Mise en ligne Sep 21, 2014 par Etoile du Matin dans Coin Enfants

Histoire pour les papas … 

   Cette lettre, d’un auteur anonyme, a su toucher mon cœur de papa, saura-t-elle aussi attendrir le tien ? 

   Mon cher enfant, je ne sais si un jour j’aurai le courage de te faire lire ce que j’écris ce soir, mais je ne puis attendre plus longtemps pour exprimer à la fin de cette journée quelque peu orageuse ce que je pense et ce que je ressens à ton sujet. Tout à l’heure, j’ai voulu te le dire et je suis allé dans ta chambre, un peu à tâtons, éclairé par quelques rayons de lune. Mais tu dormais déjà.
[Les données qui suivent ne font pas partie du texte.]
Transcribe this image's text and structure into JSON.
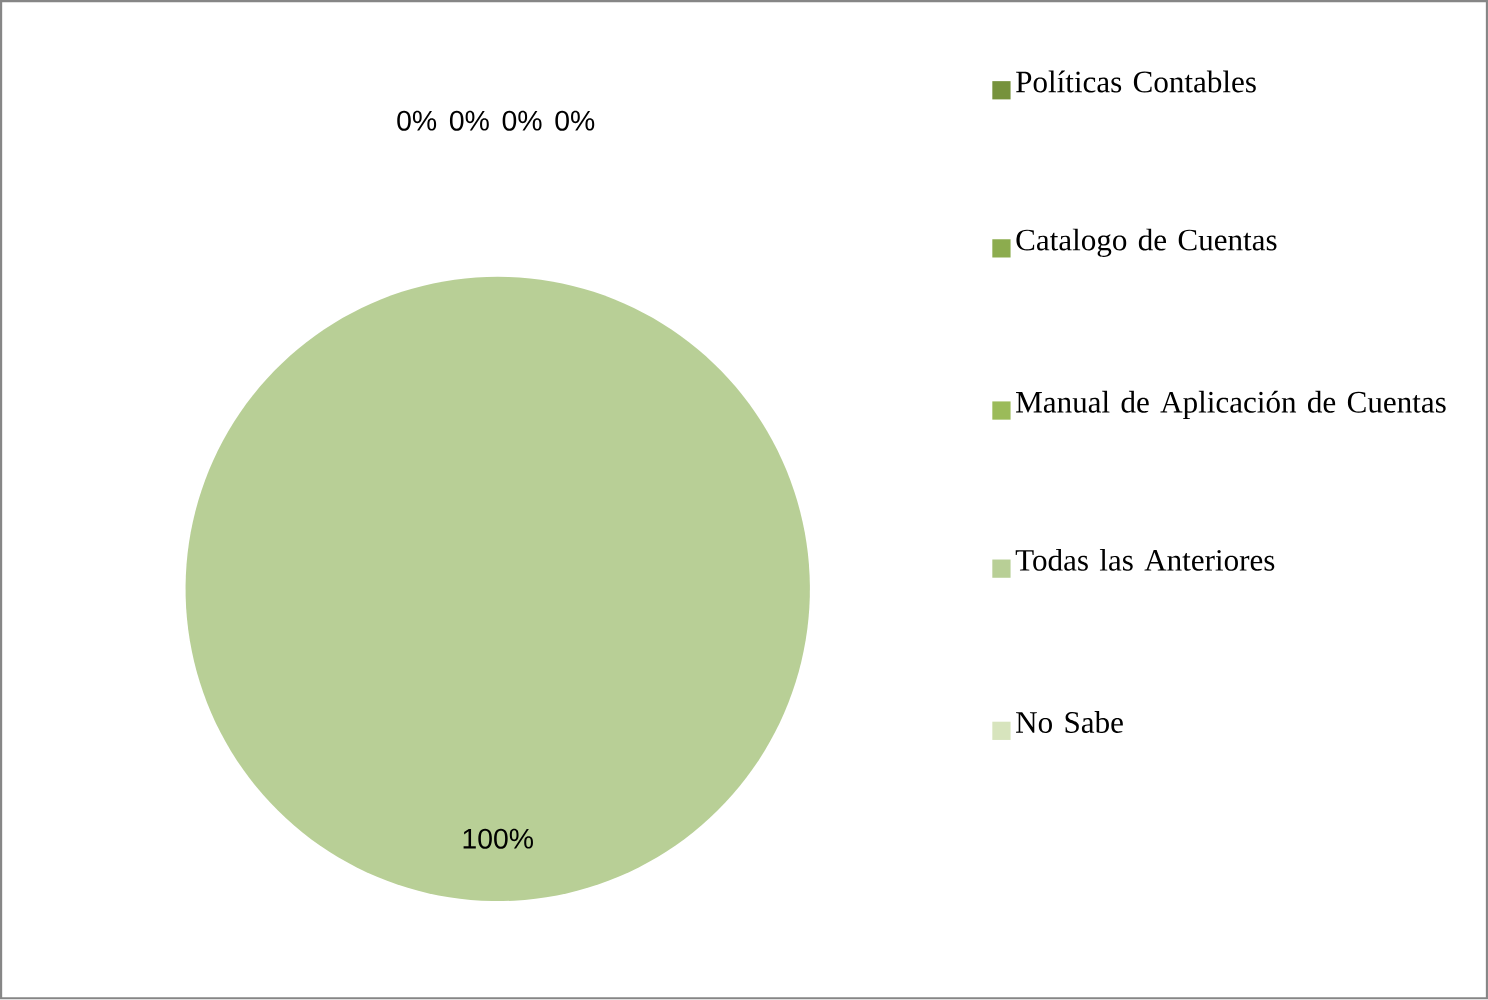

C’était peut-être mieux ainsi.

   C’est que, vois-tu, je ne suis pas content de moi. Dès ce matin, je me suis fâché contre toi. Je t’ai grondé pendant que tu t’habillais pour aller à l’école, parce que tu te lavais juste le bout du nez comme les petits chats. Puis, je me suis irrité parce que tu n’avais pas ciré tes souliers ; je me suis mis en colère lorsque j’ai vu, dans ta chambre, plusieurs objets traînant à terre au lieu d’être soigneusement rangés dans ton armoire ; puis ma colère a redoublé quand j’ai remarqué que tu allais être en retard à l’école et que, pourtant, tu ne faisais rien pour te dépêcher davantage.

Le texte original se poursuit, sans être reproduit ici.